23-12-2024
Yunanlılar yapay zeka hakkında ne düşünüyor?
Yapılan bir araştırmaya göre, Yunanlılar yapay zeka konusunda iyimserlik ve karamsarlık arasında bölünmüş durumda.
Yapılan bir araştırmaya göre, Yunanlılar yapay zeka konusunda iyimserlik ve karamsarlık arasında bölünmüş durumda. Eteron tarafından yapılan araştırmaya katılanların yüzde 37,1’i karamsar bir yaklaşım sergilerken, yüzde 34,9’u ise iyimser. Yüzde 23,7’lik bir kesim ise nötr kalarak, yapay zekanın etkilerinin hem olumlu hem de olumsuz olacağını düşünüyor.

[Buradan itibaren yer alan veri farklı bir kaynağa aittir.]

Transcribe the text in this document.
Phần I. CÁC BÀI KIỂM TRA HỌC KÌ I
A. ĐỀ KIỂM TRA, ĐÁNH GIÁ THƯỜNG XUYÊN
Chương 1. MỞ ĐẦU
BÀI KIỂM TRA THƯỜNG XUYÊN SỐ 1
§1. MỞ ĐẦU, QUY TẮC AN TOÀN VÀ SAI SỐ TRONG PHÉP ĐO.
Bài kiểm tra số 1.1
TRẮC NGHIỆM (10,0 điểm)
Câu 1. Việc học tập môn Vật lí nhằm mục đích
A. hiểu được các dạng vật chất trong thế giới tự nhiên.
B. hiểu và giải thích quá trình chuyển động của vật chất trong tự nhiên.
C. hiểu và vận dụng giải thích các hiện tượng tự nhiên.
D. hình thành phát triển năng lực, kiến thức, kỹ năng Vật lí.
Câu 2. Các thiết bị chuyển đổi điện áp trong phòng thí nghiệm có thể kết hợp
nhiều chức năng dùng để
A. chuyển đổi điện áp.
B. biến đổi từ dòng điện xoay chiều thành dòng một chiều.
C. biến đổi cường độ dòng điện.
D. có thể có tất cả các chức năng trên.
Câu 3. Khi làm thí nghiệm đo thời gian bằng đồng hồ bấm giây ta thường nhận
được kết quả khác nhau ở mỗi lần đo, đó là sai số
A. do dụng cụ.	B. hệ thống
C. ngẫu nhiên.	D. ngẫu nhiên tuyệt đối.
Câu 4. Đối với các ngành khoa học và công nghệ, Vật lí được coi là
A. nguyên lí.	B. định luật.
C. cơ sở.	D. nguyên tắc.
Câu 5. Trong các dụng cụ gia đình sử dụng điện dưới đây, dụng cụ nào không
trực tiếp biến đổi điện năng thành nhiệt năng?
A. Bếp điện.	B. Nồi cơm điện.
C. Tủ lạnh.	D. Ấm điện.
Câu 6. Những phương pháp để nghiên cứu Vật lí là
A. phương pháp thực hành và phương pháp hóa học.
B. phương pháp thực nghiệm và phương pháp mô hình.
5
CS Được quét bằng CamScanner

Araştırmacılar, bu sonucun Avrupa’daki genel eğilimle uyumlu olduğunu belirtiyor. Avrupa’daki halk, yapay zekanın geleceği konusunda genellikle karamsar bir tutum sergiliyor. Avrupa Komisyonunun Eurobarometer verileri de benzer sonuçlar ortaya koyuyor.
Benzer veriler, ABD’deki araştırmalarda da görülüyor. Çin’de ise halkın yüzde 78’i yapay zekanın getirilerinin potansiyel risklerden daha fazla olduğuna inanıyor.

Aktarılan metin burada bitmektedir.